When I visited Grand Tetons National Park this summer with my family, we took a float trip down Snake River, lazily admiring the view as the guide taught us about the surrounding environment. To our right, impossible to miss, were the Tetons themselves, a part of the Rocky Mountain Range, uniquely jutting out of an otherwise nearly flat environment. The difference in the elevation of the mountains and the surrounding environment is stark. The sheer size gives you a feeling of insignificance and the beauty threatens to take your breath away.
Through the slightly hazy air (due to a nearby forest fire), it was still easy to make out what is known as The Middle Teton Glacier, a white patch on the grey mountains. After pointing the glacier out, our guide explained that in the past 60 years, the glacier had shrunk by 25%. While glaciers are a relatively insignificant part of the beauty of this particular park, their retreat shows one of the many effects that climate change is having on National Parks.
In fact, climate change is threatening all of our country’s National Parks to varying degree, leading to the unfortunate truth that our National Parks are going to change. An article by Oliver Milman, an environmental reporter for The Guardian, explains what changes are occurring and how they are transforming parks. Milman highlights the shrinkage of glaciers, the increase of wildfires, and sea level rise as pressing issues for the maintenance of parks as we know them.
As climate changes, it is only to be expected that National Parks change too, with highly interdependent ecosystems struggling to adjust to single changes that have giant impacts. Glaciers are melting across the US, affecting parks ranging from the Grand Tetons to Yosemite to Glacier National Park itself. It is hard to imagine exactly what to do with a park named for its glaciers, when those glaciers are likely going to disappear by the middle of the century. In the Everglades, rising sea levels bring rising levels of salt to the marsh, threatening the lives of various species of plants and animals. Wildfire season is expanding, shorter winters are causing an increased threat to plants from bugs whose populations remain stronger even through the colder months, and warmer weather is pushing certain species of plants and animals up to higher elevations. Certain parks, such as Glacier National Park and Joshua Tree National Park, see a high level of threat to the very objects the parks are named after.
These changes are significant and multi-dimensional. One single change can spread across an entire food chain, and the changes caused by the climate aren’t small. Even if emissions were cut back, the damage done to existing environments is unlikely to reverse, and with the Trump administration refusing to acknowledge climate change as a significant (or even existent) issue.

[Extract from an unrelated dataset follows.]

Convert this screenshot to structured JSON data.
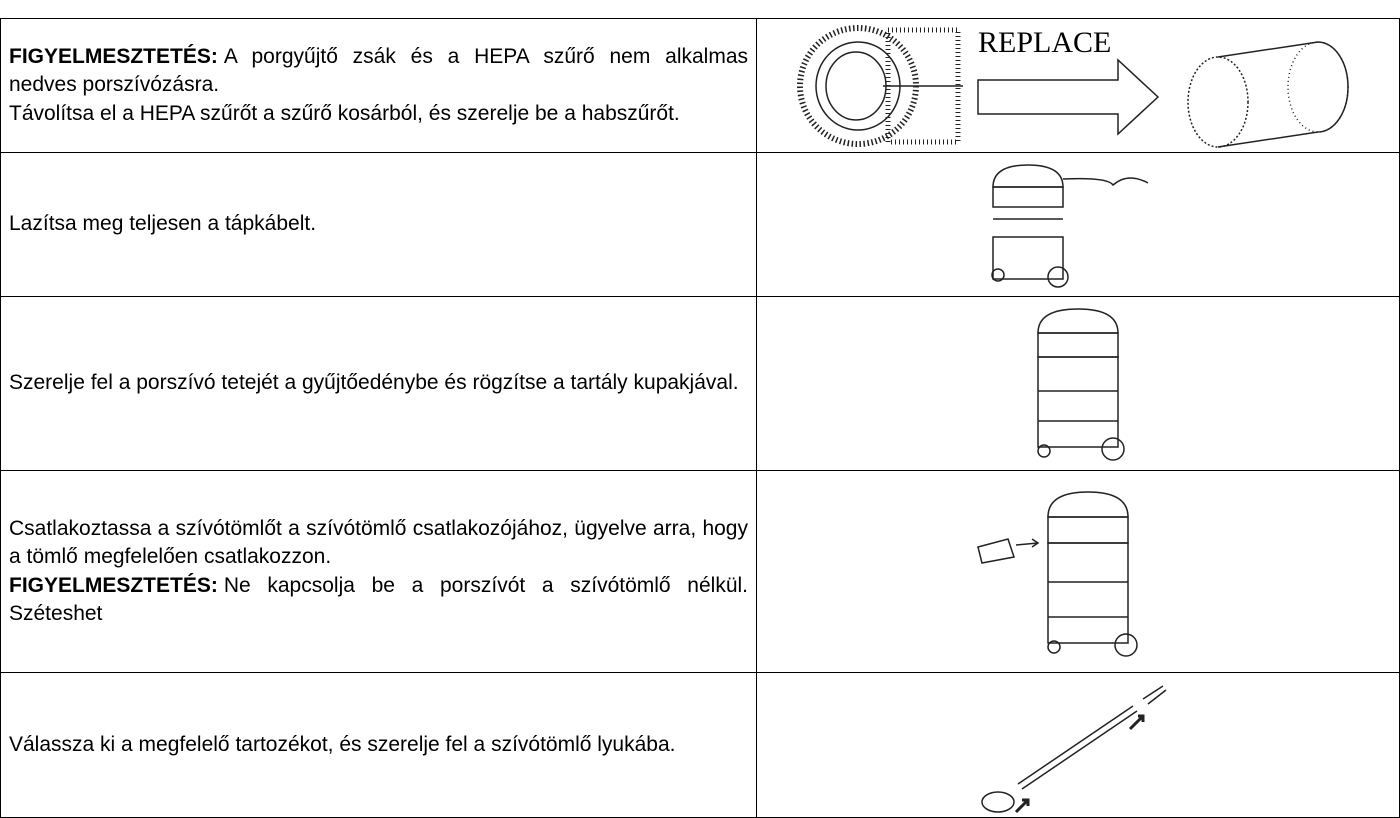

However, just because parks are changing, there will still be beauty in the nature that will exist in the future. An article for National Geographic by Michelle Nijhuis describes what the role of directors of these parks in adapting to change, maintaining traditional environments, and protecting threatened landscapes/species. Since first forming in 1916, the National Park Service’s mission has been to: “preserve unimpaired the natural and cultural resources and values of the national park system for the enjoyment, education, and inspiration of this and future generations.” (Source)
Michelle Nijhuis explores exactly what is meant by “unimpaired” in her article, “How the Parks of Tomorrow Will Be Different.” Originally, parks made the effort to keep landscapes the same as they had been historically, through actions such as preventing wildfires. As knowledge expanded, this mission changed to allow the environment to adapt on its own, through actions such as allowing wildfires to keep burning and reintroducing extinct wolf populations in Yellowstone in the hope that the ecosystem would be able to support itself.
Now, climate change is leading to a new question about the role of the National Park Service. Historic landscapes are going to change, and the idea of simply letting parks be does not seem like the proper solution. A consensus has not quite been reached, but park rangers are attempting to mitigate damage to certain species by transporting them to more favorable environments with warming weather.
Climate change poses a significant danger to parks, but it does not mean the end of beauty of nature. While these parks are changing, both nature and park rangers are making an effort at resilience. Even if Glacier National Park no longer includes glaciers, it will still be home to magnificent mountains and stargazing.